18 November 2020
LRC admitted as amicus curiae in court bid to halt deportation of refugees
Johannesburg — The Legal Resources Centre, at the request of the Court, has been admitted as amicus curiae in the matter of Rana and Another v Minister of Home Affairs and Others, to be heard before the Gauteng High Court in Johannesburg tomorrow. The two applicants seek an order interdicting the Department of Home Affairs (DHA) from deporting them pending the final determination of their status in terms of the Refugees Act.
The applicants are currently in detention, and the DHA contends that because the applicants did not notify the authorities of their intention to apply for asylum within the stipulated timeframe in the Refugees Amendment Act, the applicants are excluded from submitting an application for asylum in South Africa. Section 4 of the Refugees
Amendment Act and Regulations 7 and 8 of the Act, which came into effect on 1 January 2020, excludes an asylum seeker from refugee status if the person failed to;
report her intention of applying for asylum upon entering the Republic and at a designated port of entry;
and report to the Refugee Reception Office within five days after entry into the Republic and produce a valid asylum transit permit or any other visa issued in terms of the Immigration Act.
The DHA argues that the failure to comply with the new Refugees Act and amendments disqualifies an applicant for asylum from even making an application for asylum.
As a friend of the court, the LRC makes submissions based on South Africa’s international and domestic legal obligations and submits that the right to apply for asylum takes effect when the person enters the country. This right does not arise on the application for asylum by an asylum seeker, but immediately when they enter the country.
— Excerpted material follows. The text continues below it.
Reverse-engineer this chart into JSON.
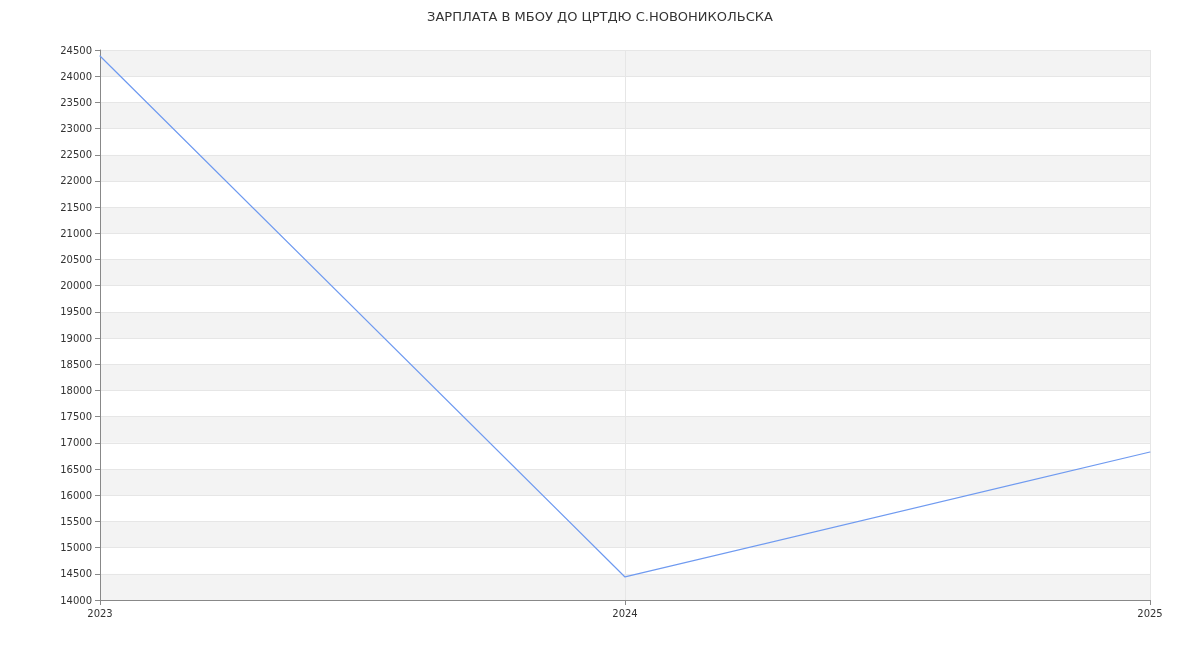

The applicants entered the Republic before the Refugee Amendment Act and Regulations came into effect and their claim for asylum should be adjudicated under the old Refugees Act and Amendment. The LRC submits that even under the new refugee regime established by the Refugees Amendment Act, all persons, including the applicants, are entitled to apply for asylum and have the merits of their claim adjudicated by a Refugee Status Determination Officer.
The affirmation of the right to apply for asylum is of paramount importance, as an alternative interpretation can result in violating the principle of non-refoulment, and would be a serious breach of South Africa’s domestic and international legal obligations. Such an interpretation would be unconstitutional.